If you equip a linear order with the order topology, then it is compact iff it is complete, and it is connected iff it is Dedekind complete and dense (if $x < z$ there is $y$ with $x < y< z$). This is also pleasant to prove using ordered induction: see here. So you are assuming more than you need to: complete implies compact, and connected is neither necessary nor sufficient.
As Asaf points out, the result is a special case of the Knaster-Tarski Theorem: that theorem applies to a complete lattice rather than a complete linear order and asserts that the set of fixed points, in addition to being nonempty, forms a sublattice.
The fixed-point property characterizes completeness in lattices:
Actually Davis's Theorem is quite a bit harder to prove than the Knaster-Tarski Theorem.
Added: Niels Diepeveen in the comments points out that the "fixed point property" might be: "Does every continuous (for the order topology) function $f: X \rightarrow X$ have a fixed point?" That's a different question. The following is an incomplete answer.
Proof: a) Suppose that $X$ is complete but that there is a continuous $f: X \rightarrow X$ which does not have a fixed point. We'll show that $X$ is not connected. Let $X_1 = \{x \in X \mid f(x) < x\}$ and $X_2 = \{x \in X \mid f(x) > x\}$. Then $X_1$ and $X_2$ are open, and -- since there are no fixed points -- $X_1 \cup X_2 = X$. Moreover the bottom element $0$ lies in $X_2$ and the top element $1$ lies in $X_1$, so we get a separation of $X$.

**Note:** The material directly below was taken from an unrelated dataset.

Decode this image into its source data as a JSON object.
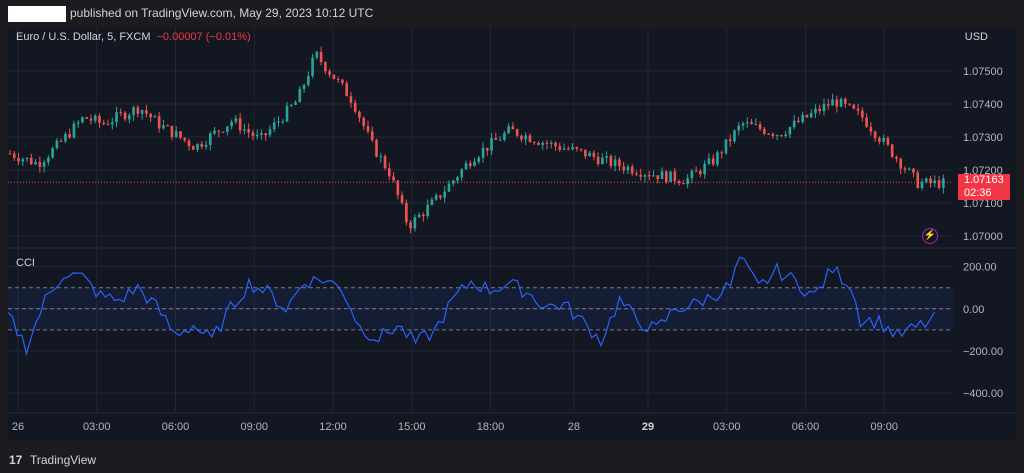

b) If $X = X_1 \coprod X_2$ is a separation of $X$, let $x_i \in X_i$ for $i = 1,2$, and define $f: X \rightarrow X$ by mapping every point in $X_1$ to $x_2$ and every point in $X_2$ to $x_1$. $f$ is locally constant hence continuous, but has no fixed point.
What remains is to determine whether every continuous function $f: X \rightarrow X$ having a fixed point implies that $X$ is complete.